PEREMPUAN IDAMAN
Jika aku bersujud kepadanya sebagai kewajiban
Sementara dia berpaling tak jua menanggapiku
Untuk apa beribadah yang menyisakan keluhan
Bahkan berdoa lebih mirip mengkhayal peluang
Peneliti agama berkomentar dari luar lapangan
Sewaktu-waktu memvonis kegagalan tak nyata
Umat beragama mengukir lelap di malam buta
Memaki yang menggugahnya menjelang subuh
Mereka sama-sama mengaku mencermati
Sejak kapankah agama perlu disembah?
Jangan beri dia nama karena hanya membatasinya
Begitu dia tampak, semua bebatuan akan terhanyut
Wanita rupawan tak pernah mengundang kewajiban
Perempuan idaman selalu bersembunyi di jantung
Apakah perempuan yang kami bicarakan
Sama seperti perempuan yang kauketahui?
Janganlah mengira ibadahmu dicatat dalam riwayat
Ada masanya dosa dan pahala usang tak terpakai
Wanita rupawan tak pernah mengundang kewajiban
Perempuan idaman selalu melegakan penghirupan
Perempuan idaman bukanlah sekadar barang mainan
Di kedalaman matanya kau beradu dengan kematian
Jika agama selalu menghasilkan kewajiban berkarat
Perempuan idaman selalu tersipu dikedipi jantung ini
Tentu akan sangat janggal jika kita menafsirkan sajak-sajak di atas
secara literal. Mana mungkin perempuan idaman tinggal di dalam jantung?

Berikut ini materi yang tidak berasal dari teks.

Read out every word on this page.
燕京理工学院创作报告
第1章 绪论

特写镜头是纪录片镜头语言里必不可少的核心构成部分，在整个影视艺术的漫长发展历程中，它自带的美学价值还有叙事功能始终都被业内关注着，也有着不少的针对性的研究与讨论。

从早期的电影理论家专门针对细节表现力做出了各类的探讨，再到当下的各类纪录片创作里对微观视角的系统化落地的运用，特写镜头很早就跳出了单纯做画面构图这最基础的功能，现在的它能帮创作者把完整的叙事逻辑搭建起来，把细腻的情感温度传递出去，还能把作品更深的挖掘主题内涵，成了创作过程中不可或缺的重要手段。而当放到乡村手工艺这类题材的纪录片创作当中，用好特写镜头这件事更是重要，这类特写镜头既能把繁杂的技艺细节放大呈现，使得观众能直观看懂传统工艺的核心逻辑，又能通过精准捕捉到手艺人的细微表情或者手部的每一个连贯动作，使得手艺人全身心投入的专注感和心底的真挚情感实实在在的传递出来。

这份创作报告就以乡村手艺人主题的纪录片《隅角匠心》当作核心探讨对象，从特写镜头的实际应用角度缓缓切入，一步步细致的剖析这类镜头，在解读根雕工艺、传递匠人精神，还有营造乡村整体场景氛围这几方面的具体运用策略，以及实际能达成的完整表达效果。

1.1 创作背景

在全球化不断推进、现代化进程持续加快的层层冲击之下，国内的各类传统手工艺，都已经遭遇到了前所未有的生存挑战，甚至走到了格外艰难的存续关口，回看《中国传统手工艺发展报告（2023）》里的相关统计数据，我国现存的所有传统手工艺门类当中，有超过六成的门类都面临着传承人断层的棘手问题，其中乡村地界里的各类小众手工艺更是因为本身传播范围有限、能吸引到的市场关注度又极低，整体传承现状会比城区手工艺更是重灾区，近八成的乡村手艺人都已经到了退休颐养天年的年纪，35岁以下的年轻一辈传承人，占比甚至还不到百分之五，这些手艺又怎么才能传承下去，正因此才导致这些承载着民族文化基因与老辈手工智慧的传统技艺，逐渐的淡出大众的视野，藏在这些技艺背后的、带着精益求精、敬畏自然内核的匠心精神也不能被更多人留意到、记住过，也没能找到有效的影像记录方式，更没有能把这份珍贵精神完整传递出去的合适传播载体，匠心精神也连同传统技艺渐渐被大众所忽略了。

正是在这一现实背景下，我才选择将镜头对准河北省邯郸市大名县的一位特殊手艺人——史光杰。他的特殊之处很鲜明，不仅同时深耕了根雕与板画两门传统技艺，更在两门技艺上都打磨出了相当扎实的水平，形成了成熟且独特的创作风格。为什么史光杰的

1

Di sinilah kita bisa memahami bahwa maksud penggunaan perempuan, maksud
Layla, adalah Allah yang selalu pasif jika dilihat dari sudut pandang
dunia. Bukankah kita sama sekali tidak bisa melihat Allah? Dengan
demikian, kita bisa menerima bahwa Qays yang tergila-gila pada Layla
adalah penggambaran orang-orang terlatih yang mencintai Allah.

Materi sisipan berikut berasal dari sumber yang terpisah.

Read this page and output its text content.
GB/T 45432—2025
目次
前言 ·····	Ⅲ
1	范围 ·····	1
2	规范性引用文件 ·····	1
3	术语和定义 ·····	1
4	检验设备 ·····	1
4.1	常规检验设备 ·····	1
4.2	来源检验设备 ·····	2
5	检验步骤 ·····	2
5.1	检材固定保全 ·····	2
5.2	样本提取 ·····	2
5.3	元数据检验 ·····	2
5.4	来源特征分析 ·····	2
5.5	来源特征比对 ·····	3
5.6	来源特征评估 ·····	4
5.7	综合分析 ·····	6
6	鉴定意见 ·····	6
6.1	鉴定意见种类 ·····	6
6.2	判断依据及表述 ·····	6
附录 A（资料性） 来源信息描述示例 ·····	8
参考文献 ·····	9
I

Perlu disimak pula bahwa ketika Laila tidak ada di ruang kelas
sekolahnya, Qais menjadi sangat gelisah sehingga ia meninggalkan sekolah
dan menyelusuri jalan-jalan untuk mencari kekasihnya dengan
memanggil-manggil nama Layla. Qays menggubah syair untuk Layla dan
membacakannya di jalan-jalan. Semua hal yang dibicarakan Qays selalu
berkaitan dengan Layla. Ia juga tidak menjawab pertanyaan orang-orang
kecuali bila mereka bertanya tentang Laila. Orang-orang pun tertawa dan
berkata, ” Lihatlah Qais, ia sekarang telah menjadi seorang majnun,
gila!”. Di sinilah permulaan Qays disebut Majnun. Mudah saja menunjukkan
bahwa Qays adalah tipe para sufi. Sepanjang sejarahnya, para sufi
sangat dikenal sebagai penyair-penyair hebat yang melahirkan sajak-sajak
istimewa. Meskipun bagi sebagian orang sajak-sajak tersebut dianggap
sajak biasa, jika diperhatikan lebih detail, sajak para sufi
menyampaikan rahasia pengetahuan ilahi. Misalnya, Fariduddin Attar dari
Nishapur yang membuat sajak Musyawarah Para Burung. Sajak ini
menjelaskan adanya tujuh tahapan yang harus dilalui umat beragama dalam
mencapai Allah. Bisa disebutkan pula nama Jalaluddin Ar-Rumi yang
menciptakan Masnawi, kumpulan sajaknya yang mencapai 6 jilid. Saking
berkualitasnya isi Masnawi, sajak-sajak tersebut dikatakan sebagai
Alqurannya orang Persia. Ada pula Abdurrahman Bedil dari Hindustan yang
sajak-sajaknya seolah berasal dari planet lain. Jika merujuk pada sufi
kontemporer, kita bisa melihatnya pada sosok Faiz M yang menjadi
inspirator lirik-lirik lagu Ahmad Dhani yang berkaitan dengan Tuhan.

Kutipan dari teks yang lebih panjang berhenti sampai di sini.